The marketplace metaphor alters our understanding of what journalism is and who journalists are, by allowing anybody and everybody to, in a sense, become a journalist. With or without an education in journalism the average person can post what they see as news with little difficulty and with few financial resources. This is how Matt Drudge got his start in Internet Journalism. Respected Journalists working with huge companies do not consider Drudge to be a journalist because he is somewhat biased toward the conservative side, doesn’t have a degree in journalism, and they say that he publishes things that are not accurate. However, Drudge does not use an editor, and no journalist has ever gotten everything completely correct.
Recent blogswarms over Dan Rather, Jeff Gannon and Eason Jordan fit in the metaphor because they are all classic examples of how powerful and persuasive bloggers can truly be. When they coincide they can change a potential outcome by exposing the truth, which is what journalism is supposed to do. When bloggers want their voices to be heard they post information for all to see with links to support their beliefs. Other bloggers bein to see what more bloggers wrote, and the information keeps growing until enough people have read it and do something about the situation, such as the ones with CBS and Dan Rather.

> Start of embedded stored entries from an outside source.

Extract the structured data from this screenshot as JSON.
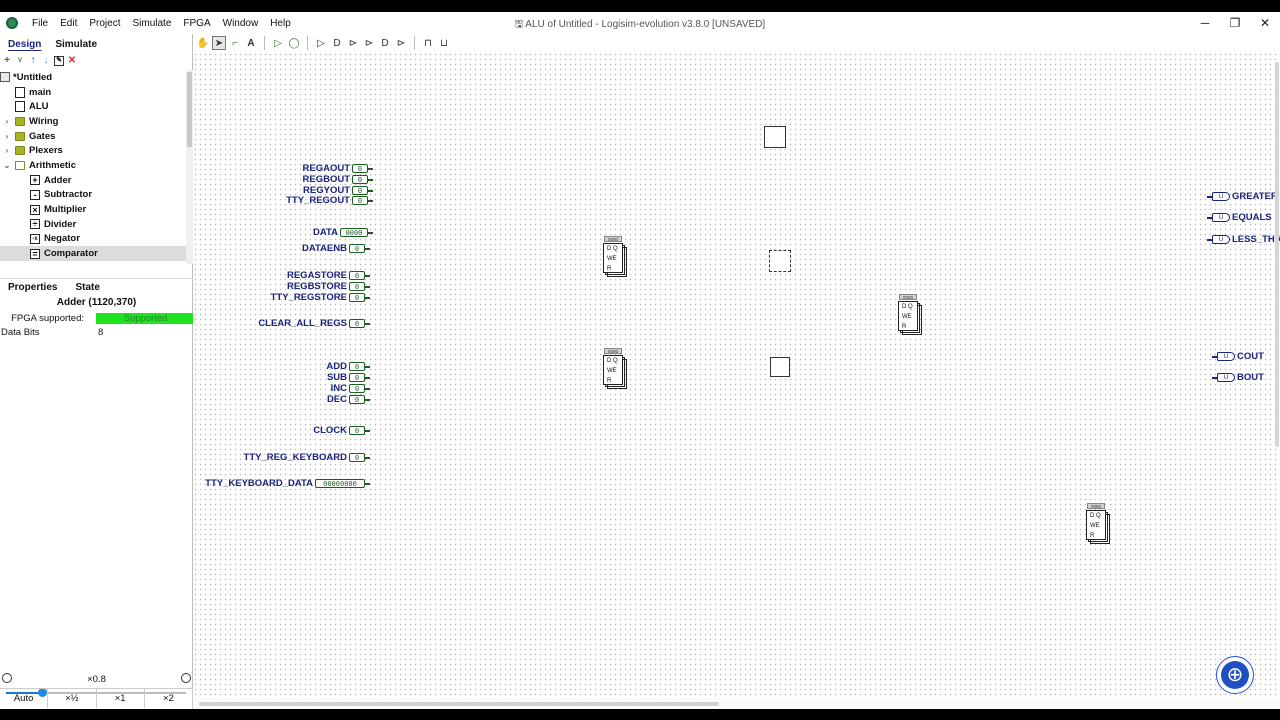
{
  "menu": [
    "File",
    "Edit",
    "Project",
    "Simulate",
    "FPGA",
    "Window",
    "Help"
  ],
  "window": {
    "title": "ALU of Untitled - Logisim-evolution v3.8.0 [UNSAVED]",
    "minimize": "─",
    "maximize": "❐",
    "close": "✕"
  },
  "left_tabs": {
    "design": "Design",
    "simulate": "Simulate"
  },
  "toolbox_icons": [
    "add-circuit-icon",
    "vhdl-icon",
    "move-up-icon",
    "move-down-icon",
    "edit-icon",
    "delete-icon"
  ],
  "tree": {
    "root": "*Untitled",
    "items": [
      {
        "label": "main",
        "kind": "circuit",
        "indent": 1
      },
      {
        "label": "ALU",
        "kind": "circuit",
        "indent": 1
      },
      {
        "label": "Wiring",
        "kind": "folder",
        "indent": 0
      },
      {
        "label": "Gates",
        "kind": "folder",
        "indent": 0
      },
      {
        "label": "Plexers",
        "kind": "folder",
        "indent": 0
      },
      {
        "label": "Arithmetic",
        "kind": "folder-open",
        "indent": 0
      },
      {
        "label": "Adder",
        "kind": "comp",
        "glyph": "+",
        "indent": 2
      },
      {
        "label": "Subtractor",
        "kind": "comp",
        "glyph": "-",
        "indent": 2
      },
      {
        "label": "Multiplier",
        "kind": "comp",
        "glyph": "×",
        "indent": 2
      },
      {
        "label": "Divider",
        "kind": "comp",
        "glyph": "÷",
        "indent": 2
      },
      {
        "label": "Negator",
        "kind": "comp",
        "glyph": "-x",
        "indent": 2
      },
      {
        "label": "Comparator",
        "kind": "comp",
        "glyph": "=",
        "indent": 2,
        "selected": true
      }
    ]
  },
  "props_tabs": {
    "properties": "Properties",
    "state": "State"
  },
  "props": {
    "title": "Adder (1120,370)",
    "fpga_key": "FPGA supported:",
    "fpga_val": "Supported",
    "bits_key": "Data Bits",
    "bits_val": "8"
  },
  "zoom": {
    "label": "×0.8",
    "level": 0.2,
    "buttons": [
      "Auto",
      "×½",
      "×1",
      "×2"
    ]
  },
  "toolbar_tools": [
    "hand-icon",
    "select-arrow-icon",
    "wire-icon",
    "text-icon",
    "input-pin-icon",
    "output-pin-icon",
    "not-gate-icon",
    "and-gate-icon",
    "or-gate-icon",
    "xor-gate-icon",
    "nand-gate-icon",
    "nor-gate-icon",
    "layout-icon",
    "appearance-icon"
  ],
  "canvas": {
    "inputs": [
      {
        "label": "REGAOUT",
        "value": "0"
      },
      {
        "label": "REGBOUT",
        "value": "0"
      },
      {
        "label": "REGYOUT",
        "value": "0"
      },
      {
        "label": "TTY_REGOUT",
        "value": "0"
      },
      {
        "label": "DATA",
        "value": "0000"
      },
      {
        "label": "DATAENB",
        "value": "0"
      },
      {
        "label": "REGASTORE",
        "value": "0"
      },
      {
        "label": "REGBSTORE",
        "value": "0"
      },
      {
        "label": "TTY_REGSTORE",
        "value": "0"
      },
      {
        "label": "CLEAR_ALL_REGS",
        "value": "0"
      },
      {
        "label": "ADD",
        "value": "0"
      },
      {
        "label": "SUB",
        "value": "0"
      },
      {
        "label": "INC",
        "value": "0"
      },
      {
        "label": "DEC",
        "value": "0"
      },
      {
        "label": "CLOCK",
        "value": "0"
      },
      {
        "label": "TTY_REG_KEYBOARD",
        "value": "0"
      },
      {
        "label": "TTY_KEYBOARD_DATA",
        "value": "00000000"
      }
    ],
    "outputs": [
      {
        "label": "GREATER",
        "value": "U"
      },
      {
        "label": "EQUALS",
        "value": "U"
      },
      {
        "label": "LESS_THA",
        "value": "U"
      },
      {
        "label": "COUT",
        "value": "U"
      },
      {
        "label": "BOUT",
        "value": "U"
      }
    ],
    "register": {
      "tag": "0000",
      "d": "D",
      "q": "Q",
      "we": "WE",
      "r": "R"
    }
  }
}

The chaos and cacophony of Internet speech strengthens the marketplace because it gives you another source of news besides the television networks and the newspapers. Some people have the misconception that all internet journalism is unreliable simply because it is on the internet. The information in the marketplace gives you several options to choose from in the search for finding what you believe to be the truth. That is the beauty of it, you get to decide what is and isn’t true, whether it is biased or unbiased. You aren’t spoon fed what a network believes is true, you get to sift through everything posted and figure it out for yourself.
Internet speech should not be controlled at all because you pick the websites and articles that you want to read. Nobody forces you to read anything that you don’t want to. It is our first amendment right of freedom of speech, and the internet should be treated no differently. People say that “beauty is in the eye of the beholder,” which also rings true for this instance also, except that beauty is not the issue that is being judged. The idea of what is acceptable to a broad audience of readers and what is not, is now under a microscope. The internet is a great source for finding news, and much more information that should not be censored in any way, because it would limit the amount of knowledge that would become available to the public.
According to Bruno Giussani, a Swiss journalist who lives in the Italian part of Switzerland, there are three concepts that outline the contours of internet journalism. They are diversity, community, and movement. He also states that most people assume that oral communication is the main form of communication, however, photography, graphics, and virtual spaces apeal strongly to emotions, our ability to reason, and our intelligence. He set up Webdo which is the first online Swiss newspaper.
There were half of million people at the swearing in of President Bush along Pennsylvania avenue from the capital to the white house. An interesting fact in this article was that Bush has the lowest approval rate of any recent second term president by forty nine percent. He is also the first wartime president since Nixon. I personally like President Bush and agree with just about everything he does, and I look forward to seeing what he will do in his second term as President.